Os tempos idílicos são fugazes: a tronchuda encarquilha, a pobreza demencia. Uma madrugada, roído pelas privações – olhos fixos na velha companheira – ele acorda em delírios gulosos, desorbitado, na mão sinistra a faca a anunciar o golpe. Ao lume a panela, água a levantar fervura. Estremece. Para que ignomínia o arrasta a fome?!

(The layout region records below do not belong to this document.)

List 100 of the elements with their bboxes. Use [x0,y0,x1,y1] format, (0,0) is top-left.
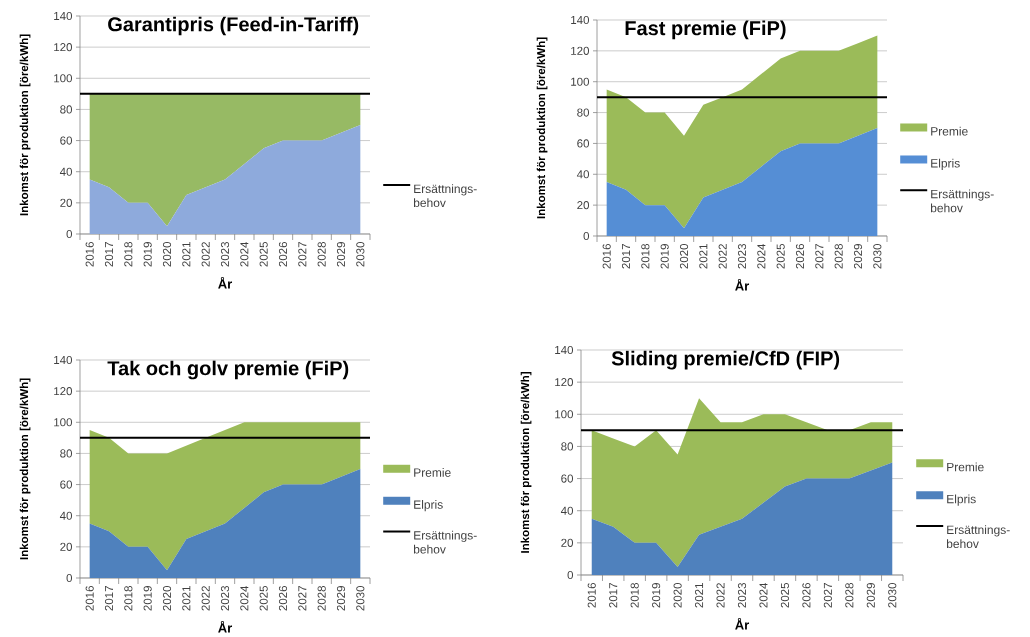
x-tick-label: 2028 [834,244,843,269]
x-tick-label: 2029 [853,244,863,269]
x-tick-label: 2026 [795,244,805,269]
chart-title: Fast premie (FiP) [625,20,786,40]
y-tick-label: 120 [54,43,73,52]
x-tick-label: 2017 [609,583,618,608]
x-tick-label: 2027 [815,244,824,269]
x-tick-label: 2029 [336,242,346,267]
y-tick-label: 140 [555,345,574,355]
chart-title: Sliding premie/CfD (FIP) [611,350,840,370]
y-tick-label: 80 [60,105,73,114]
chart-title: Tak och golv premie (FiP) [107,360,349,380]
legend-label: Premie [947,462,984,472]
legend-label: Ersättnings-behov [413,184,477,208]
y-tick-label: 0 [66,229,73,239]
x-tick-label: 2017 [621,244,631,269]
legend-label: Elpris [414,500,443,512]
legend-label: Elpris [947,494,976,506]
x-tick-label: 2016 [587,583,596,608]
x-tick-label: 2024 [240,241,249,267]
y-axis-title: Inkomst för produktion [öre/kWh] [520,372,532,553]
x-tick-label: 2018 [124,242,133,267]
x-tick-label: 2027 [298,586,307,611]
y-tick-label: 40 [576,170,590,179]
x-tick-label: 2021 [182,242,191,267]
x-tick-label: 2028 [317,586,326,611]
x-tick-label: 2029 [866,583,875,608]
x-tick-label: 2017 [104,586,114,611]
x-tick-label: 2019 [652,583,661,608]
x-tick-label: 2026 [802,583,811,608]
x-axis-title: År [218,620,233,633]
x-tick-label: 2020 [673,582,682,608]
y-tick-label: 40 [560,506,574,515]
x-tick-label: 2024 [759,582,768,608]
y-tick-label: 100 [54,74,73,83]
x-tick-label: 2020 [679,243,689,269]
x-tick-label: 2021 [699,244,708,269]
x-tick-label: 2023 [220,242,230,267]
x-tick-label: 2030 [356,585,365,611]
y-tick-label: 60 [561,474,574,483]
x-tick-label: 2020 [162,241,172,267]
y-tick-label: 0 [66,573,73,583]
x-tick-label: 2026 [278,242,288,267]
x-tick-label: 2022 [201,242,210,267]
x-tick-label: 2019 [143,242,152,267]
y-tick-label: 120 [54,387,73,396]
x-tick-label: 2023 [737,583,747,608]
y-tick-label: 100 [54,418,73,427]
y-tick-label: 0 [583,231,590,241]
y-tick-label: 80 [60,449,73,458]
y-tick-label: 40 [59,511,73,520]
x-tick-label: 2019 [143,586,152,611]
y-axis-title: Inkomst för produktion [öre/kWh] [19,34,31,216]
y-tick-label: 40 [59,167,73,176]
x-tick-label: 2020 [162,585,172,611]
x-tick-label: 2024 [240,585,249,611]
y-tick-label: 120 [555,378,574,387]
x-tick-label: 2025 [776,244,785,269]
legend-label: Premie [414,468,451,477]
x-tick-label: 2030 [356,241,365,267]
x-tick-label: 2026 [278,586,288,611]
x-tick-label: 2018 [124,586,133,611]
y-tick-label: 20 [60,198,73,207]
legend-label: Ersättnings-behov [413,530,477,554]
y-tick-label: 60 [577,139,590,148]
legend-label: Elpris [931,158,960,170]
x-tick-label: 2018 [641,244,650,269]
x-tick-label: 2027 [298,242,307,267]
x-tick-label: 2016 [602,244,611,269]
y-tick-label: 0 [567,570,574,580]
x-tick-label: 2027 [823,583,832,608]
y-axis-title: Inkomst för produktion [öre/kWh] [536,37,548,219]
x-tick-label: 2022 [718,244,727,269]
x-tick-label: 2016 [85,586,94,611]
y-tick-label: 20 [561,538,574,547]
x-axis-title: År [735,278,750,291]
y-tick-label: 60 [60,480,73,489]
y-tick-label: 60 [60,136,73,145]
x-tick-label: 2024 [757,243,766,269]
x-tick-label: 2022 [201,586,210,611]
chart-title: Garantipris (Feed-in-Tariff) [108,16,359,36]
y-tick-label: 140 [54,11,73,21]
y-tick-label: 80 [577,108,590,117]
x-tick-label: 2021 [695,583,704,608]
x-tick-label: 2028 [317,242,326,267]
y-tick-label: 120 [571,46,590,55]
x-tick-label: 2023 [737,244,747,269]
x-tick-label: 2023 [220,586,230,611]
y-tick-label: 20 [577,201,590,210]
legend-label: Ersättnings-behov [946,525,1010,549]
x-axis-title: År [218,276,233,289]
y-tick-label: 100 [555,410,574,419]
x-tick-label: 2030 [873,243,882,269]
x-tick-label: 2025 [259,586,268,611]
x-tick-label: 2029 [336,586,346,611]
x-tick-label: 2021 [182,586,191,611]
x-tick-label: 2017 [104,242,114,267]
x-tick-label: 2019 [660,244,669,269]
legend-label: Ersättnings-behov [930,189,994,213]
x-tick-label: 2022 [716,583,725,608]
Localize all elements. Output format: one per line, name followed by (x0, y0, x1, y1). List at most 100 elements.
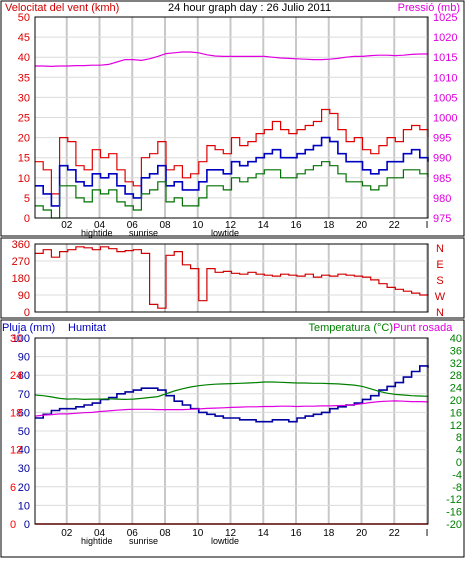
direction-tick-label: 0 (24, 307, 30, 319)
wind-tick-label: 40 (18, 52, 30, 64)
temperature-tick-label: 40 (450, 333, 462, 345)
temperature-tick-label: 12 (450, 420, 462, 432)
direction-tick-label: 90 (18, 290, 30, 302)
humidity-tick-label: 40 (18, 445, 30, 457)
temp-xtick-label: 14 (258, 528, 270, 539)
temperature-tick-label: 24 (450, 383, 462, 395)
humidity-tick-label: 90 (18, 352, 30, 364)
annotation-sunrise-bottom: sunrise (129, 536, 158, 546)
pressure-tick-label: 1020 (433, 32, 457, 44)
wind-tick-label: 50 (18, 12, 30, 24)
wind-xtick-label: 04 (94, 220, 106, 231)
wind-xtick-label: 18 (323, 220, 335, 231)
compass-label: S (436, 275, 443, 287)
grid-layer (35, 17, 428, 524)
pressure-tick-label: 995 (433, 133, 451, 145)
humidity-tick-label: 70 (18, 389, 30, 401)
wind-tick-label: 0 (24, 213, 30, 225)
wind-tick-label: 15 (18, 153, 30, 165)
direction-tick-label: 360 (12, 239, 30, 251)
dewpoint-axis-title: Punt rosada (393, 322, 453, 334)
wind-gust-line (35, 108, 429, 195)
temperature-tick-label: 8 (456, 432, 462, 444)
temp-xtick-label: 22 (389, 528, 401, 539)
temp-xtick-label: 16 (290, 528, 302, 539)
pressure-tick-label: 980 (433, 193, 451, 205)
wind-xtick-label: 12 (225, 220, 237, 231)
pressure-tick-label: 1015 (433, 52, 457, 64)
chart-title: 24 hour graph day : 26 Julio 2011 (168, 2, 331, 14)
direction-plot-area (34, 243, 429, 313)
rain-tick-label: 0 (10, 519, 16, 531)
wind-xtick-label: 10 (192, 220, 204, 231)
temperature-line (34, 381, 429, 401)
wind-xtick-label: 22 (389, 220, 401, 231)
humidity-tick-label: 10 (18, 500, 30, 512)
wind-xtick-label: 16 (290, 220, 302, 231)
temperature-tick-label: -20 (446, 519, 462, 531)
humidity-axis-title: Humitat (68, 322, 106, 334)
humidity-tick-label: 30 (18, 463, 30, 475)
humidity-tick-label: 100 (12, 333, 30, 345)
wind-tick-label: 35 (18, 72, 30, 84)
wind-xtick-label: 08 (159, 220, 171, 231)
temperature-tick-label: -12 (446, 494, 462, 506)
humidity-tick-label: 50 (18, 426, 30, 438)
temperature-tick-label: 16 (450, 407, 462, 419)
pressure-line (35, 51, 428, 68)
direction-tick-label: 180 (12, 273, 30, 285)
rain-tick-label: 30 (10, 333, 22, 345)
wind-tick-label: 25 (18, 113, 30, 125)
temp-plot-area (34, 337, 429, 525)
rain-tick-label: 6 (10, 482, 16, 494)
rain-tick-label: 18 (10, 407, 22, 419)
temperature-axis-title: Temperatura (°C) (309, 322, 393, 334)
compass-label: N (436, 243, 444, 255)
temp-xtick-label: I (426, 528, 429, 539)
direction-tick-label: 270 (12, 256, 30, 268)
compass-label: N (436, 307, 444, 319)
dewpoint-line (34, 400, 429, 417)
temp-xtick-label: 04 (94, 528, 106, 539)
wind-plot-area (34, 16, 429, 219)
wind-tick-label: 5 (24, 193, 30, 205)
wind-tick-label: 30 (18, 92, 30, 104)
annotation-hightide-bottom: hightide (81, 536, 113, 546)
annotation-sunrise-top: sunrise (129, 228, 158, 238)
annotation-lowtide-bottom: lowtide (211, 536, 239, 546)
temperature-tick-label: 4 (456, 445, 462, 457)
pressure-tick-label: 985 (433, 173, 451, 185)
temperature-tick-label: -8 (452, 482, 462, 494)
wind-low-line (35, 161, 429, 219)
temperature-tick-label: 36 (450, 345, 462, 357)
wind-tick-label: 45 (18, 32, 30, 44)
humidity-tick-label: 20 (18, 482, 30, 494)
temp-xtick-label: 18 (323, 528, 335, 539)
temp-humidity-panel (0, 319, 465, 558)
temp-xtick-label: 12 (225, 528, 237, 539)
pressure-axis-title: Pressió (mb) (398, 2, 460, 14)
wind-direction-line (35, 246, 429, 309)
annotation-hightide-top: hightide (81, 228, 113, 238)
humidity-tick-label: 60 (18, 407, 30, 419)
temperature-tick-label: 20 (450, 395, 462, 407)
temp-xtick-label: 06 (127, 528, 139, 539)
wind-xtick-label: 20 (356, 220, 368, 231)
wind-tick-label: 10 (18, 173, 30, 185)
humidity-tick-label: 0 (24, 519, 30, 531)
compass-label: E (436, 259, 443, 271)
wind-xtick-label: 06 (127, 220, 139, 231)
pressure-tick-label: 990 (433, 153, 451, 165)
wind-xtick-label: 14 (258, 220, 270, 231)
pressure-tick-label: 1000 (433, 113, 457, 125)
temperature-tick-label: -16 (446, 507, 462, 519)
pressure-tick-label: 975 (433, 213, 451, 225)
rain-axis-title: Pluja (mm) (2, 322, 55, 334)
temperature-tick-label: 32 (450, 358, 462, 370)
temp-xtick-label: 10 (192, 528, 204, 539)
wind-pressure-panel (0, 0, 465, 237)
temperature-tick-label: -4 (452, 469, 462, 481)
rain-tick-label: 24 (10, 370, 22, 382)
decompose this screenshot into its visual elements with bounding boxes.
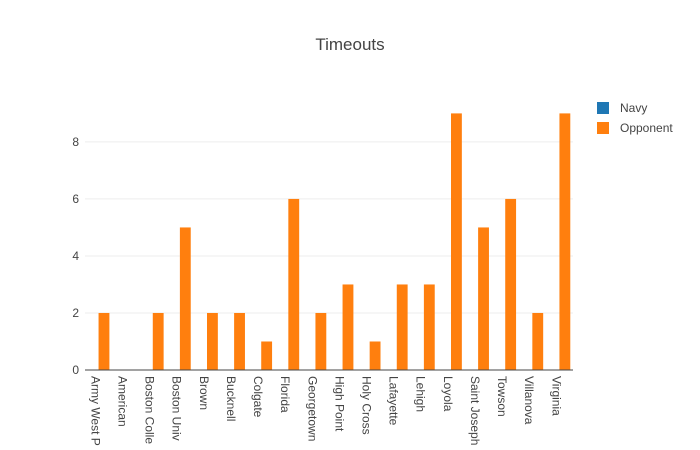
- x-tick-labels: Army West P American Boston Colle Boston Un…: [88, 376, 563, 446]
- bar-opponent-14[interactable]: [478, 227, 489, 370]
- y-tick-label: 0: [72, 363, 79, 377]
- bar-opponent-17[interactable]: [559, 113, 571, 370]
- x-tick-label: Holy Cross: [359, 376, 373, 435]
- bar-opponent-5[interactable]: [234, 312, 245, 370]
- chart-title: Timeouts: [315, 35, 384, 54]
- x-tick-label: Saint Joseph: [468, 376, 482, 445]
- y-tick-labels: 0 2 4 6 8: [72, 135, 79, 377]
- y-tick-label: 8: [72, 135, 79, 149]
- x-tick-label: Boston Univ: [170, 376, 184, 441]
- x-tick-label: Boston Colle: [143, 376, 157, 444]
- x-tick-label: Colgate: [251, 376, 265, 418]
- bar-opponent-9[interactable]: [342, 284, 354, 370]
- bar-opponent-10[interactable]: [369, 341, 381, 370]
- bar-opponent-4[interactable]: [207, 312, 218, 370]
- y-tick-label: 6: [72, 192, 79, 206]
- x-tick-label: Virginia: [549, 376, 563, 416]
- bar-opponent-11[interactable]: [396, 284, 408, 370]
- x-tick-label: Florida: [278, 376, 292, 413]
- bars: [98, 113, 571, 370]
- bar-opponent-8[interactable]: [315, 312, 327, 370]
- legend[interactable]: Navy Opponent: [597, 101, 673, 135]
- bar-opponent-12[interactable]: [423, 284, 435, 370]
- x-tick-label: Villanova: [522, 376, 536, 425]
- bar-opponent-16[interactable]: [532, 312, 544, 370]
- grid-lines: [85, 141, 573, 314]
- legend-swatch: [597, 102, 609, 114]
- bar-opponent-13[interactable]: [451, 113, 462, 370]
- x-tick-label: High Point: [332, 376, 346, 432]
- legend-item-opponent[interactable]: Opponent: [597, 121, 673, 135]
- bar-opponent-2[interactable]: [152, 312, 164, 370]
- legend-item-navy[interactable]: Navy: [597, 101, 647, 115]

Agarra com força a faca pelo punho. Agarra com força desmedida a faca pelo punho. E deixa que o gume, imperativo, cumpra o seu destino rumo ao coração.
Augusto Baptista
A CURVA
A conferir-se ao espelho – de um lado, do outro, de frente – o sobressalto: já não dava para iludir a evidência, para disfarçar a sinistra geometria.
Encurralada, para dissimular a malfadada linha, adiar o escândalo, retardar a bomba, decide recorrer a astucioso ardil.
E nessa hora lança mão a asfixiantes apertos de cintas e ligaduras para calar o amor proibido, para conseguir achatar a curva.
Augusto Baptista
INCISO
O senhor Aniceto atentou na frase publicitária impressa nos cartões de visita da sua velha empresa: "Consigo sempre".
Reflectindo no seu desempenho actual, e validada a opinião de dona Adosinda, a esposa, decidiu em abono da verdade iluminar a frase com um esclarecedor inciso: "com naturais intermitências".
Augusto Baptista
VIDA ANIMAL
– Viva, dona Rosa, a senhora está bem?
– Obrigada, vou indo.
– E lá por casa, os animais?
– Tudo normal. O meu homem, o mesmo camelo de sempre. Os meus filhos, a matilha selvagem que a senhora conhece.
– Não, dona Rosa, os animais, os gatos?
– Ah, os gatos! Esses estão bem. É o que me vale. Tão humanos...
Augusto Baptista
SE EU FOSSE
Se eu fosse mulher, queria que uma manhã o meu amor me ligasse, me dissesse: Gosto de ti. Assim, sem mais nada.
E eu mulher, eu iria dizer: Porquê isso agora, seu tolo. De que te foste lembrar...
E haveria de gravar essa declaração madrugadora para no entardecer da minha vida ouvir alguém dizer-me: Gosto de ti.
Augusto Baptista
Entretido a perscrutar os artigos expostos no balcão, de repente os olhos do freguês tropeçam na papeleta descritiva do produto. Após surpresa, a pergunta:
- Feijão anão! Anão porquê?
Com enfado, a patroa:
- Porque é rasteiro, senhor.
O freguês, cáustico:
- Está mal! Se alguém passar por um anão e lhe chamar rasteiro ele vai sentir-se ofendido.
Olhos em branco, a patroa:
- Qualquer um ficava. Mas um anão não é um feijão.
- Ah!
"No dia 28 de Março de 2021, entre a 1 e as 2 da manhã, cuida-te: vão cair-te mil pianos na cabeça!"
Estranho sobressalto, esquisita sentença a atormentar-lhe o sono. E que enredo: mil pianos! Mil pianos na cabeça, ele - que seja de seu conhecimento - sem contas a ajustar com o instrumento.
Cauteloso, leva a sério a ameaça.
Chegado o dia, chegada a hora, no exacto instante anunciado, passa ao ataque. Gesto hábil, adianta o relógio uma hora. Num ápice, duas da manhã!
E o mundo na mesma, ele incólume!
Ele a salvo, a vida a fluir na toada musical do costume, tic-tac, no 88º dia do ano, Dia Mundial do Piano.